Patients with advanced melanoma who progress on standard-dose ipilimumab (Ipi) + nivolumab continue to have poor prognosis. Studies support a dose-response activity of Ipi, and one promising combination is Ipi 10 mg/kg (Ipi10) + temozolomide (TMZ). We performed a retrospective cohort analysis of patients with advanced melanoma treated with Ipi10 + TMZ in the immunotherapy refractory/resistant setting (n = 6, all progressed after prior Ipi + nivolumab), using similar patients treated with Ipi3 + TMZ (n = 6) as comparison. Molecular profiling by whole-exome sequencing (WES) and RNA-sequencing (RNA-seq) of tumors harvested through one responder's treatment was performed. With a median follow up of 119 days, patients treated with Ipi10 + TMZ had a statistically significant longer median progression-free survival of 144.5 days (range 27-219) vs. 44 (26-75) in Ipi 3 mg/kg (Ipi3) + TMZ, = 0.04, and a trend of longer median overall survival of 154.5 days (27-537) vs. 89.5 (26-548). Two patients in the Ipi10 + TMZ cohort had a partial response, and both responders had BRAF V600E mutant melanoma. RNA-seq showed enrichment of inflammatory signatures, including interferon responses in metastases after Ipi10 + TMZ compared to the primary tumor, and downregulated negative immune regulators. Ipi10 + TMZ demonstrated efficacy, including dramatic responses in patients refractory to prior Ipi + anti-PD1. Molecular data suggest a potential threshold of Ipi dose for activation of sufficient anti-tumor immune response, and higher doses are required for some patients.

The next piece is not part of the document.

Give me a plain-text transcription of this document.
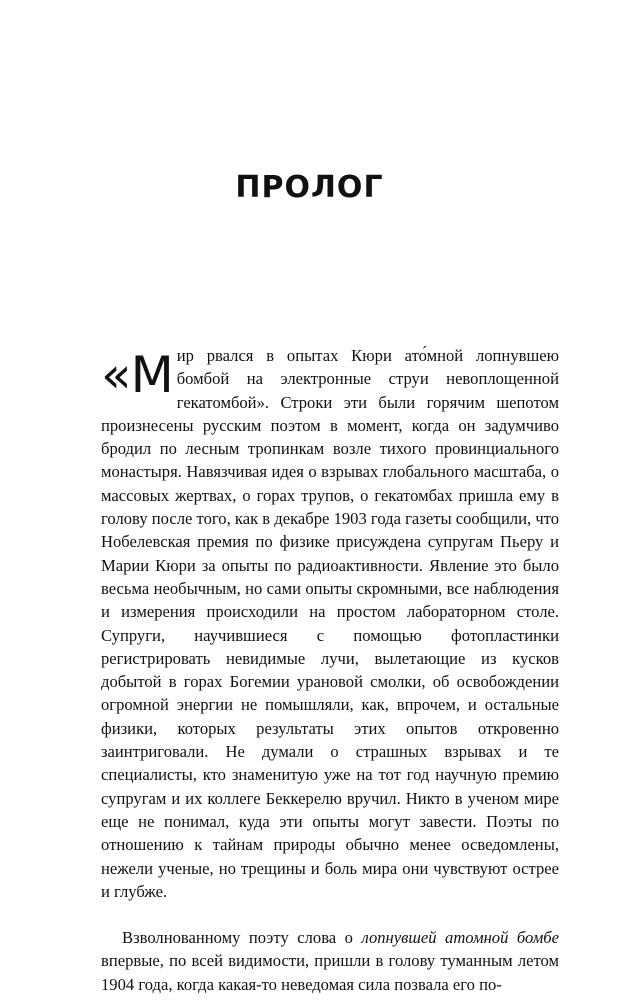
ПРОЛОГ

«Мир рвался в опытах Кюри ато́мной лопнувшею бомбой на электронные струи невоплощенной гекатомбой». Строки эти были горячим шепотом произнесены русским поэтом в момент, когда он задумчиво бродил по лесным тропинкам возле тихого провинциального монастыря. Навязчивая идея о взрывах глобального масштаба, о массовых жертвах, о горах трупов, о гекатомбах пришла ему в голову после того, как в декабре 1903 года газеты сообщили, что Нобелевская премия по физике присуждена супругам Пьеру и Марии Кюри за опыты по радиоактивности. Явление это было весьма необычным, но сами опыты скромными, все наблюдения и измерения происходили на простом лабораторном столе. Супруги, научившиеся с помощью фотопластинки регистрировать невидимые лучи, вылетающие из кусков добытой в горах Богемии урановой смолки, об освобождении огромной энергии не помышляли, как, впрочем, и остальные физики, которых результаты этих опытов откровенно заинтриговали. Не думали о страшных взрывах и те специалисты, кто знаменитую уже на тот год научную премию супругам и их коллеге Беккерелю вручил. Никто в ученом мире еще не понимал, куда эти опыты могут завести. Поэты по отношению к тайнам природы обычно менее осведомлены, нежели ученые, но трещины и боль мира они чувствуют острее и глубже.

Взволнованному поэту слова о лопнувшей атомной бомбе впервые, по всей видимости, пришли в голову туманным летом 1904 года, когда какая-то неведомая сила позвала его по-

在标准剂量的伊匹单抗(Ipi)+纳武单抗治疗中病情进展的晚期黑色素瘤患者预后仍然很差。研究支持伊匹单抗的剂量反应活性,一种有前景的联合方案是伊匹单抗10mg/kg(Ipi10)+替莫唑胺(TMZ)。我们对在免疫治疗难治/抵抗情况下接受Ipi10+TMZ治疗的晚期黑色素瘤患者进行了一项回顾性队列分析(n = 6,所有患者在先前接受Ipi+纳武单抗治疗后病情进展),并将其与接受Ipi3+TMZ治疗的类似患者(n = 6)进行比较。对通过一名缓解者的治疗采集的肿瘤进行了全外显子组测序(WES)和RNA测序(RNA-seq)的分子谱分析。中位随访119天,接受Ipi10+TMZ治疗的患者的中位无进展生存期在统计学上显著更长,为144.5天(范围27 - 219天),而接受3mg/kg伊匹单抗(Ipi3)+TMZ治疗的患者为44天(26 - 75天),P = 0.04,且总生存期有延长趋势,分别为154.5天(27 - 537天)和89.5天(26 - 548天)。Ipi10+TMZ队列中有两名患者出现部分缓解,且两名缓解者均为BRAF V600E突变型黑色素瘤。RNA-seq显示炎症特征富集,包括与原发肿瘤相比,Ipi10+TMZ治疗后转移灶中的干扰素反应,以及负性免疫调节因子下调。Ipi10+TMZ显示出疗效,包括对先前Ipi+抗PD1难治的患者有显著反应。分子数据表明激活足够的抗肿瘤免疫反应可能存在伊匹单抗剂量阈值,部分患者需要更高剂量。